В моей собственной работе в подполе под названием «психология и право» анархистская позиция помогает препарировать обоснования законности правовой системы, которые, по сути, предполагают, что человеческая природа настолько плоха, что только закон позволяет нам выжить (Fox, 1993a, 1993b, 1999). Анархисты не все согласны с человеческой природой - некоторые считают ее довольно хорошей, другие хорошей или плохой в зависимости от обстоятельств, некоторым, похоже, все равно - но в целом мы не считаем, что законодатели, судьи и полицейские являются причиной того, что большинство людей в обычных обстоятельствах ведут себя достаточно прилично. Более того, в отличие от марксистов, которые склонны считать, что полезность закона зависит от того, кто его контролирует, анархисты вообще отвергают верховенство закона вне зависимости от того, кто им управляет, и возражают против цели юридических рассуждений: судить о человеческом взаимодействии по обобщенным абстрактным принципам, не зависящим от обстоятельств, с которыми сталкиваются реальные люди.

Гуманистическая психология, радикальный психоанализ и префигуративная политика

Осознавая, что терапия, интенсивный самоанализ и книги по самопомощи (Justman, 2005; Zerzan, 1994) не приводят к социальным изменениям, анархисты в целом с подозрением относятся к ядру психотерапии, а также к гуманистическим подходам в западной психологии, восточной философии и мистицизме Нью-Эйдж, породившим движение за человеческий потенциал, в рамках которого сегодня проводится большая часть работы над собой и отношениями. Хотя некоторые формы гуманистической и даже нью-эйджевской мысли претендуют на совместимость с движениями за социальные изменения (McLaughlin & Davidson, 2010; Rosenberg, 2004; Satin, 1979), слишком многие участники настаивают на том, что единственный способ изменить мир - это работать только над собой. Капиталисты, конечно же, с радостью продают нам все, что нужно для медитации и общения, практики йоги и Тантры, открытия нашей аутентичной сущности и странствий по нашему духовному пути в данный момент, позитивному, счастливому, самозабвенному и неугрожающему. Понятно, что анархисты часто отвергают эти индивидуалистические решения и вместо этого сосредотачиваются на более системных подходах.

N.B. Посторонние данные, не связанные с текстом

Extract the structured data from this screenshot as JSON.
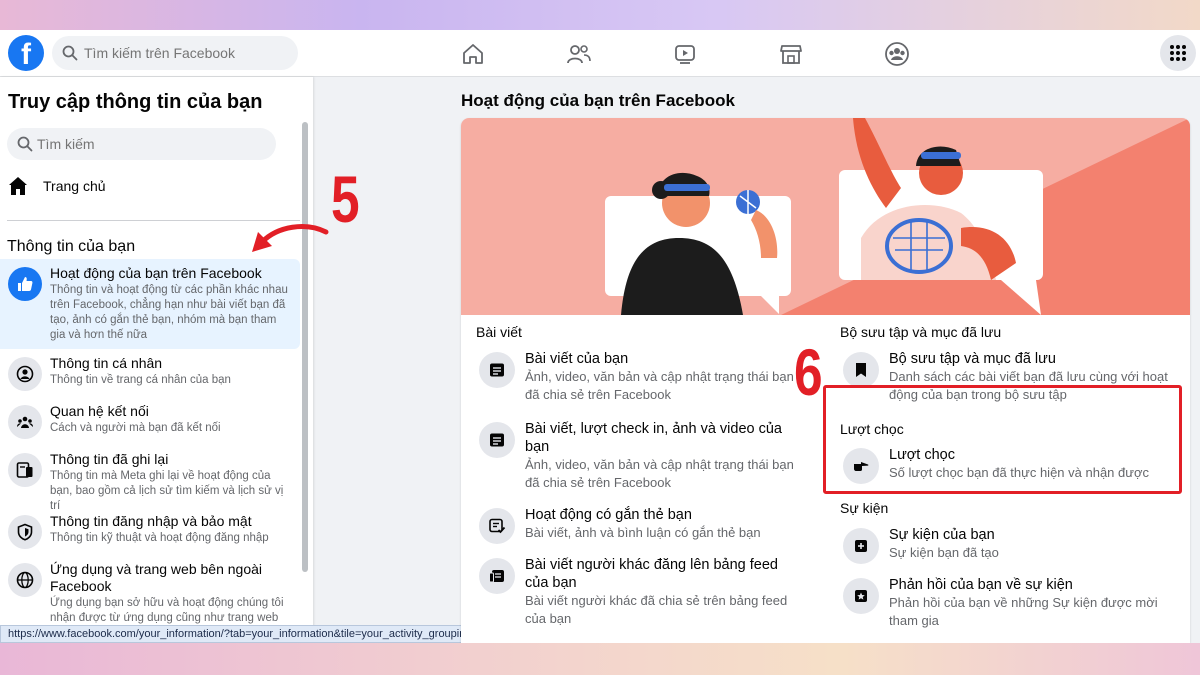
{
  "topbar": {
    "logo": "f",
    "search_placeholder": "Tìm kiếm trên Facebook",
    "nav_icons": [
      "home-icon",
      "friends-icon",
      "watch-icon",
      "marketplace-icon",
      "groups-icon"
    ],
    "menu_icon": "grid-menu-icon"
  },
  "sidebar": {
    "title": "Truy cập thông tin của bạn",
    "search_placeholder": "Tìm kiếm",
    "home_label": "Trang chủ",
    "section_title": "Thông tin của bạn",
    "items": [
      {
        "label": "Hoạt động của bạn trên Facebook",
        "desc": "Thông tin và hoạt động từ các phần khác nhau trên Facebook, chẳng hạn như bài viết bạn đã tạo, ảnh có gắn thẻ bạn, nhóm mà bạn tham gia và hơn thế nữa",
        "icon": "thumbs-up-icon",
        "active": true
      },
      {
        "label": "Thông tin cá nhân",
        "desc": "Thông tin về trang cá nhân của bạn",
        "icon": "profile-icon"
      },
      {
        "label": "Quan hệ kết nối",
        "desc": "Cách và người mà bạn đã kết nối",
        "icon": "connections-icon"
      },
      {
        "label": "Thông tin đã ghi lại",
        "desc": "Thông tin mà Meta ghi lại về hoạt động của bạn, bao gồm cả lịch sử tìm kiếm và lịch sử vị trí",
        "icon": "logged-info-icon"
      },
      {
        "label": "Thông tin đăng nhập và bảo mật",
        "desc": "Thông tin kỹ thuật và hoạt động đăng nhập",
        "icon": "shield-icon"
      },
      {
        "label": "Ứng dụng và trang web bên ngoài Facebook",
        "desc": "Ứng dụng bạn sở hữu và hoạt động chúng tôi nhận được từ ứng dụng cũng như trang web",
        "icon": "globe-icon"
      }
    ]
  },
  "status_url": "https://www.facebook.com/your_information/?tab=your_information&tile=your_activity_grouping",
  "main": {
    "title": "Hoạt động của bạn trên Facebook",
    "left_column": {
      "heading": "Bài viết",
      "entries": [
        {
          "title": "Bài viết của bạn",
          "desc": "Ảnh, video, văn bản và cập nhật trạng thái bạn đã chia sẻ trên Facebook",
          "icon": "post-icon"
        },
        {
          "title": "Bài viết, lượt check in, ảnh và video của bạn",
          "desc": "Ảnh, video, văn bản và cập nhật trạng thái bạn đã chia sẻ trên Facebook",
          "icon": "post-icon"
        },
        {
          "title": "Hoạt động có gắn thẻ bạn",
          "desc": "Bài viết, ảnh và bình luận có gắn thẻ bạn",
          "icon": "tagged-icon"
        },
        {
          "title": "Bài viết người khác đăng lên bảng feed của bạn",
          "desc": "Bài viết người khác đã chia sẻ trên bảng feed của bạn",
          "icon": "feed-icon"
        }
      ]
    },
    "right_column": {
      "collections_heading": "Bộ sưu tập và mục đã lưu",
      "collections_entry": {
        "title": "Bộ sưu tập và mục đã lưu",
        "desc": "Danh sách các bài viết bạn đã lưu cùng với hoạt động của bạn trong bộ sưu tập",
        "icon": "bookmark-icon"
      },
      "pokes_heading": "Lượt chọc",
      "pokes_entry": {
        "title": "Lượt chọc",
        "desc": "Số lượt chọc bạn đã thực hiện và nhận được",
        "icon": "poke-hand-icon"
      },
      "events_heading": "Sự kiện",
      "events_entries": [
        {
          "title": "Sự kiện của bạn",
          "desc": "Sự kiện bạn đã tạo",
          "icon": "event-add-icon"
        },
        {
          "title": "Phản hồi của bạn về sự kiện",
          "desc": "Phản hồi của bạn về những Sự kiện được mời tham gia",
          "icon": "event-star-icon"
        }
      ]
    }
  },
  "annotations": {
    "step_5": "5",
    "step_6": "6",
    "color": "#e21f26"
  },
  "colors": {
    "brand": "#1877f2",
    "banner_bg": "#f6ada2",
    "banner_dark": "#f3816f"
  }
}
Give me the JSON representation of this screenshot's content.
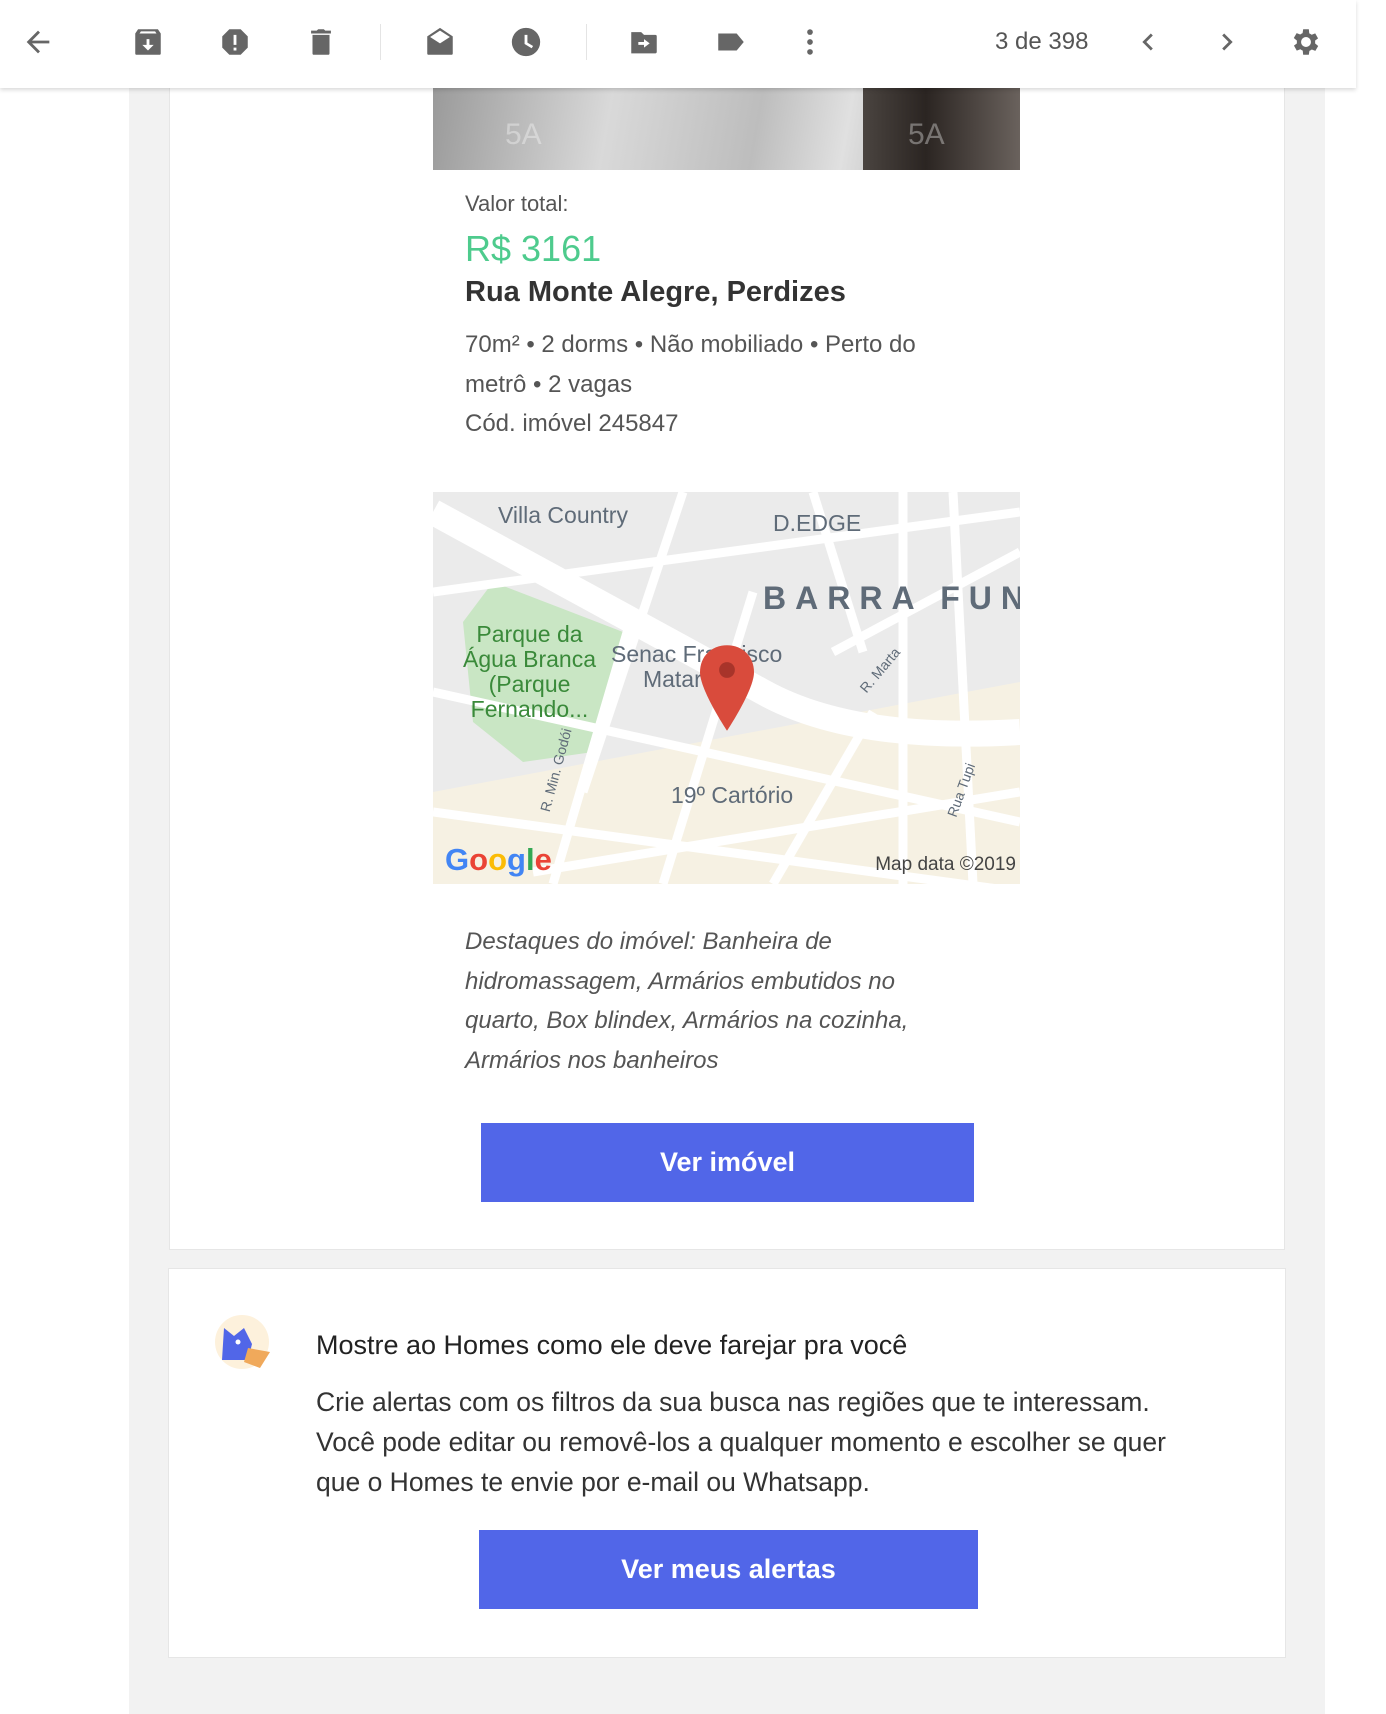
{
  "toolbar": {
    "count": "3 de 398"
  },
  "listing": {
    "total_label": "Valor total:",
    "price": "R$ 3161",
    "address": "Rua Monte Alegre, Perdizes",
    "features_line1": "70m² • 2 dorms • Não mobiliado • Perto do",
    "features_line2": "metrô • 2 vagas",
    "code": "Cód. imóvel 245847",
    "photo_watermark": "5A",
    "highlights_lines": [
      "Destaques do imóvel: Banheira de",
      "hidromassagem, Armários embutidos no",
      "quarto, Box blindex, Armários na cozinha,",
      "Armários nos banheiros"
    ],
    "button": "Ver imóvel"
  },
  "map": {
    "labels": {
      "villa": "Villa Country",
      "dedge": "D.EDGE",
      "barra": "BARRA FUN",
      "parque1": "Parque da",
      "parque2": "Água Branca",
      "parque3": "(Parque",
      "parque4": "Fernando...",
      "senac1": "Senac Francisco",
      "senac2": "Matarazzo",
      "cartorio": "19º Cartório",
      "marta": "R. Marta",
      "godoi": "R. Min. Godói",
      "tupi": "Rua Tupi"
    },
    "google": "Google",
    "attribution": "Map data ©2019"
  },
  "alerts": {
    "title": "Mostre ao Homes como ele deve farejar pra você",
    "lines": [
      "Crie alertas com os filtros da sua busca nas regiões que te interessam.",
      "Você pode editar ou removê-los a qualquer momento e escolher se quer",
      "que o Homes te envie por e-mail ou Whatsapp."
    ],
    "button": "Ver meus alertas"
  },
  "colors": {
    "accent": "#5166e8",
    "price": "#4ecb8d"
  }
}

Недавно я начал изучать группы, которые идут в другом направлении: приоритет отдается личностному росту и межличностной динамике, необходимой для создания сообщества. Это личностно полезное «наблюдение за участниками», как его называют социальные психологи, бросило вызов моим собственным предположениям, стереотипам и привычкам и проверило мою способность терпеливо относиться к новому языку, стилям и способам смотреть на себя и на мир. Хотя группы, с которыми я сталкивался, не определяют себя как анархистские, а значит, привлекают людей с различными политическими и аполитичными идентичностями, их цели и методы во многом пересекаются с анархистскими ценностями. Стремясь встряхнуть нас от самодовольства в сторону новых привычек, целей, мотиваций и эмоций, они зеркально отражают анархистские призывы переосмыслить то, что мы всегда считали само собой разумеющимся в отношении человеческой природы и иерархии, капитализма и материализма, моногамии и сексуальности. Цель, по крайней мере для некоторых, - не просто сосредоточиться внутри себя, а создать сообщества, менее репрессивные и угнетающие, более эгалитарные, удовлетворяющие и справедливые.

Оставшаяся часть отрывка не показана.